The move, the Shadow Financial Regulatory Committee argues, would allow Fannie Mae and Freddie Mac to manage and liquidate the assets.
"It would place housing debt on the books of Fannie and Freddie where it belongs and remove the Fed from financing U.S. housing policy," according to the group which laid out its ideas at a meeting sponsored by the American Enterprise Institute.
Under the proposal, the Treasury Department would issue Treasury debt to Fannie and Freddie and the GSEs would swap the debt for the MBS. As MBS are sold or the mortgages run off, the GSEs would pay Treasury back.
Financial consultant Bert Ely said Fannie and Freddie might do a better job of managing the MBS than the Fed-if the GSEs do not overspend on hedging interest rates and prepayment risk. The Treasury note should be structured as a pass-through, he said, "so they don't feel compelled to go out and waste money on Wall Street on hedging."
Fed staff estimates the agency MBS portfolio will have a run-off rate of $200 billion a year, according to the Shadow Regulators. Credit Suisse mortgage analysts view the annual run-off rate as too high.
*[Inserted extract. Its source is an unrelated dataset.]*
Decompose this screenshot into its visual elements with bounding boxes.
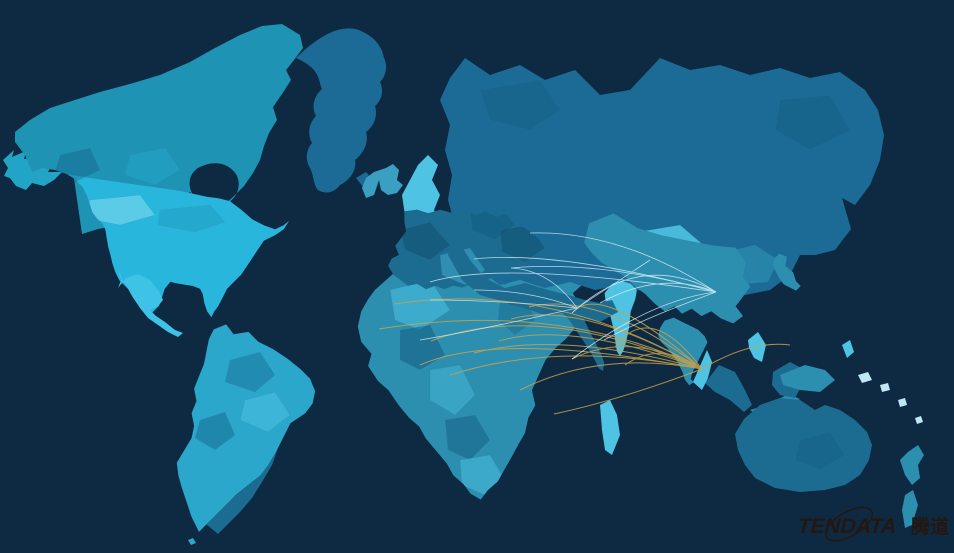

They estimate the Fed experienced close to $50 billion in runoff in 2009 mostly due to prepayments. "This year we estimate $100 billion in run-off," said Mahesh Swaminathan, a mortgage strategist at Credit Suisse.
During 2009, the Fed was buying agency MBS on a weekly basis, eventually accumulating $1.1 trillion in MBS. The Fed stopped its buying spree in March.